I will start with two lifecycle hooks using inline practises:

init() {
  this._super(...arguments);
  this._focusHandler = event => this.handleFocus(event);
  this._clickHandler = event => this.handleClick(event);
},
didInsertElement() {
  this._super(...arguments);
  let el = document.querySelector('#foo');
  el.addEventListener('focus', this._focusHandler);
  el.addEventListener('click', this._clickHandler);
},
willDestroyElement() {
  this._super(...arguments);
  let el = document.querySelector('#foo');
  el.removeEventListener('focus', this._focusHandler);
  el.removeEventListener('click', this._clickHandler);
}

This seemed to me a little needles and adding or removing meant changing two places plus the mental overhead of remembering more state for each event. Not to mention name collisions. Now we could make it more generic by storing them in a this._handlers POJO but at that point why not build out an intention revealing interface instead of having to remember a pattern when really you want to focus on the components intention and not how it manages event handling.

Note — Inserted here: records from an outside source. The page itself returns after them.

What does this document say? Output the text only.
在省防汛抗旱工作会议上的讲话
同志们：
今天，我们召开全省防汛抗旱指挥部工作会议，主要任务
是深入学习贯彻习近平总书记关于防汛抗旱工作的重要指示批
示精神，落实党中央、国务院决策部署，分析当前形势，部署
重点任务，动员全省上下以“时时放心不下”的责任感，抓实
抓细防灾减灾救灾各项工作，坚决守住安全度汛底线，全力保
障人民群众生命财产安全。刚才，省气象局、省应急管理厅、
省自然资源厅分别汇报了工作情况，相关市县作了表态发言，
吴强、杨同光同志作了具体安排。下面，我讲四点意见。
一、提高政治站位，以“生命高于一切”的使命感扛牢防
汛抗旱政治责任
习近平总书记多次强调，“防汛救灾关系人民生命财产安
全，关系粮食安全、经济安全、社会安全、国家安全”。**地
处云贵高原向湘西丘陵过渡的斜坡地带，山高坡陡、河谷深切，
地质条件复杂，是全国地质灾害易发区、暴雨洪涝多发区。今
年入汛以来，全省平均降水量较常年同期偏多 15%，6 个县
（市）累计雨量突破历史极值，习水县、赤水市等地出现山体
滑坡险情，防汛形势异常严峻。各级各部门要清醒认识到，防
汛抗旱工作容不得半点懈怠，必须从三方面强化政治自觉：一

To address that I think a new object would be beneficial:

class DOMEventDelegator {
  constructor(element) {
    this.element = element;
    this.handlers = {};
  }
  register(eventName, handler) {
    this.handlers[eventName], handler);
    return this;
  }
  attach() {
    for (let eventName of Object.keys(this.handlers)) {
      this.element.addEventListener(eventName, this.handlers[eventName]);
    }
    return this;
  }
  detach() {
    for (let eventName of Object.keys(this.handlers)) {
      this.element.removeEventListener(eventName, this.handlers[eventName]);
    }
    return this;
  }
}

Fairly simple and maybe at first blush excessive. But once you see it in action the clouds in my head lift and wonderful light shines on the code:

init() {
  this._super(...arguments);
  let el = document.querySelector('#foo');
  this._eventDelegator = new DOMEventDelegator(el)
    .register('focus', event => this.handleFocus(event))
    .register('click', event => this.handleClick(event));
}
didInsertElement() {
  this._super(...arguments);
  this._eventDelegator.attach();
},
willDestroyElement() {
  this._super(...arguments);
  this._eventDelegator.detach();
}

This to me tells a much nicer story. It also allows easy updates. Adding an event means adding one line of code to register it. So does removing an event. Not only that but this means that the attaching and detaching can be decoupled from the act of the lifecycles. Maybe this happens from an action of method called on the component. Like a popup where we want to attach a document click handler only when the popup is open and have it removed when it closes. Using a delegator like this means the task of looking up a DOM element by ID happens once and it caches the element.

For me this make reading and understanding code easier. But at the cost of yet another object to which I would happily shout from the top of the soapbox Make More Objects!